Эвангелина вбирала в себя слова Симон. Поехать туда! Увидеть всех! Будь ей, по крайней мере, сорок, ну сорок пять, но теперь… И все-таки она загорелась поездкой. Увидеть! Пожить их жизнью, а может быть, и жить… Найти наконец успокоение, которого она не нашла даже в старости. Не пришло оно.
Почему же теперь, с сестрой, возникла пустота, трансформировалась в желание уехать, сбежать. Не коснувшись ничего, – ни смертей, которые, наверное, состоялись ВСЕ, она это чувствовала, – остались только она и Томаса.

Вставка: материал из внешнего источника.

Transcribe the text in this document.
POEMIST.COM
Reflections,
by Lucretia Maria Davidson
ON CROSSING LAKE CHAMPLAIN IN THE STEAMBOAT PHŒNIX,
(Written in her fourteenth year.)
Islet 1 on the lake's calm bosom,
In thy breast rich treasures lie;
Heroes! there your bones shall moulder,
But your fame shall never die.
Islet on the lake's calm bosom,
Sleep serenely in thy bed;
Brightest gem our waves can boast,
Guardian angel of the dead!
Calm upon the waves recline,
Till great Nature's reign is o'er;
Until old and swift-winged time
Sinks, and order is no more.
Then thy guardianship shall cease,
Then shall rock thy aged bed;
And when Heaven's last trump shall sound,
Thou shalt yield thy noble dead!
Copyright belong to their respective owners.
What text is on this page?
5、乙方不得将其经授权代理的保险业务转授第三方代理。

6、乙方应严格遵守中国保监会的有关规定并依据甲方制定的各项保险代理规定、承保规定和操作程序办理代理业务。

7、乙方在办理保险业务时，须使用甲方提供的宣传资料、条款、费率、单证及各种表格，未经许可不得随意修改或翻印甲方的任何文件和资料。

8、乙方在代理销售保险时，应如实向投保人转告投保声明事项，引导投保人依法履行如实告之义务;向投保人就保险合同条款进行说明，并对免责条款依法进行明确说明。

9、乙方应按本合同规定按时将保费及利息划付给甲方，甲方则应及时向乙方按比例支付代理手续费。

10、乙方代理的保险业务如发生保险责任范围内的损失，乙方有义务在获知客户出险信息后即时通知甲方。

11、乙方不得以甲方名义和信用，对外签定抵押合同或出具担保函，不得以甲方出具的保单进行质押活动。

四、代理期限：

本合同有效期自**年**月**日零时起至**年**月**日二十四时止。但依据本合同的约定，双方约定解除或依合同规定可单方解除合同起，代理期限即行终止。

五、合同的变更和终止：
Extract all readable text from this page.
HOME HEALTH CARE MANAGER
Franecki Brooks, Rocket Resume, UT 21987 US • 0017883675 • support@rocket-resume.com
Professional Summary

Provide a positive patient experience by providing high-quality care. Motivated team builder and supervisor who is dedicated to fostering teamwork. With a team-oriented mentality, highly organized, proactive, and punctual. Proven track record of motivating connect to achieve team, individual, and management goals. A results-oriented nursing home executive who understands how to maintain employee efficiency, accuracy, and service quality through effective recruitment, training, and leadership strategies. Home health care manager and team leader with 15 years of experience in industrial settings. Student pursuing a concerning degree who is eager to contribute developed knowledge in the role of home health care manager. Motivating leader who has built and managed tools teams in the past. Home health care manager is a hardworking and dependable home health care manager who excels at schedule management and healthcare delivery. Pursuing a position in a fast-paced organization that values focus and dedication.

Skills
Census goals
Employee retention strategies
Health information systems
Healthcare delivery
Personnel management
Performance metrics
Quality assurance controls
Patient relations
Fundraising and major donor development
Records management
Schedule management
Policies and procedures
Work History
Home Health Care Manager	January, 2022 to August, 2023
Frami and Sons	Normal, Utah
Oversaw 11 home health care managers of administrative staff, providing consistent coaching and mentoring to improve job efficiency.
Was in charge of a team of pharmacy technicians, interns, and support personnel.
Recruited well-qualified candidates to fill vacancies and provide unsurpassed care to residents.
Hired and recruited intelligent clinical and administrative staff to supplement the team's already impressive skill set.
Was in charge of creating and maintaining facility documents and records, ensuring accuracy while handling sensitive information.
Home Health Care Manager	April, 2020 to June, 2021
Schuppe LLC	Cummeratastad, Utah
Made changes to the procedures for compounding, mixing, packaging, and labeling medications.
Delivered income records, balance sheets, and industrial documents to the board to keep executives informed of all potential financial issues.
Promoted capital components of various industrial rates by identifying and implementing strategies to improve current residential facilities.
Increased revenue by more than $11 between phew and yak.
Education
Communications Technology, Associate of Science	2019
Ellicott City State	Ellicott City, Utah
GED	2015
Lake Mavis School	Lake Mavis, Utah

И им не о чем говорить, потому что Томаса забыла в своей теперешней жизни всех – больше, чем она, Эва-Улита. Томаса мямлила теперь о Коле, не помня его, и только по закону гостеприимства пыталась вспомнить:
– Колю, конечно, помню. Ты кушай, кушай, пожалуйста, кушай, Эва, ты же ничего не ешь. Коля был такой маленький, черненький, самолюбивый, и мы с ним о чем-то шептались все время, а мамочка сердилась. Но мы… да ведь точно! Мы немножко влюблены были…
Томаса застыла. Перед ее глазами четко всплыл тот день, день похорон папочки, день исчезновения Эвы, будто ждал своего часа и появился фотографией, охваченной рамкой. В метели вот-вот скрылась Эва, а они все стояли и смотрели ей вслед, не предполагая, что появится она больше чем через полсотни лет такой ужасной крашеной яркой старухой, какая сидит перед ней.
Томаса ничего не знала о жизни сестры и не могла даже ее представить, что-то блестящее и вихревое проносилось мимо ее глаз, когда она всматривалась в сестру и пыталась ее понять. А Эва молчала.
– Коля ведь тоже исчез, – сообщила Томаса после молчания. Она и об этом давно забыла, но сейчас вспомнила, и вспоминала все отчетливее и отчетливее.
– Куда же он исчез? – вяло спросила Эвангелина, не ощущая того, что все изменилось в секунду, что Томаса, наконец, ВОШЛА в те дни.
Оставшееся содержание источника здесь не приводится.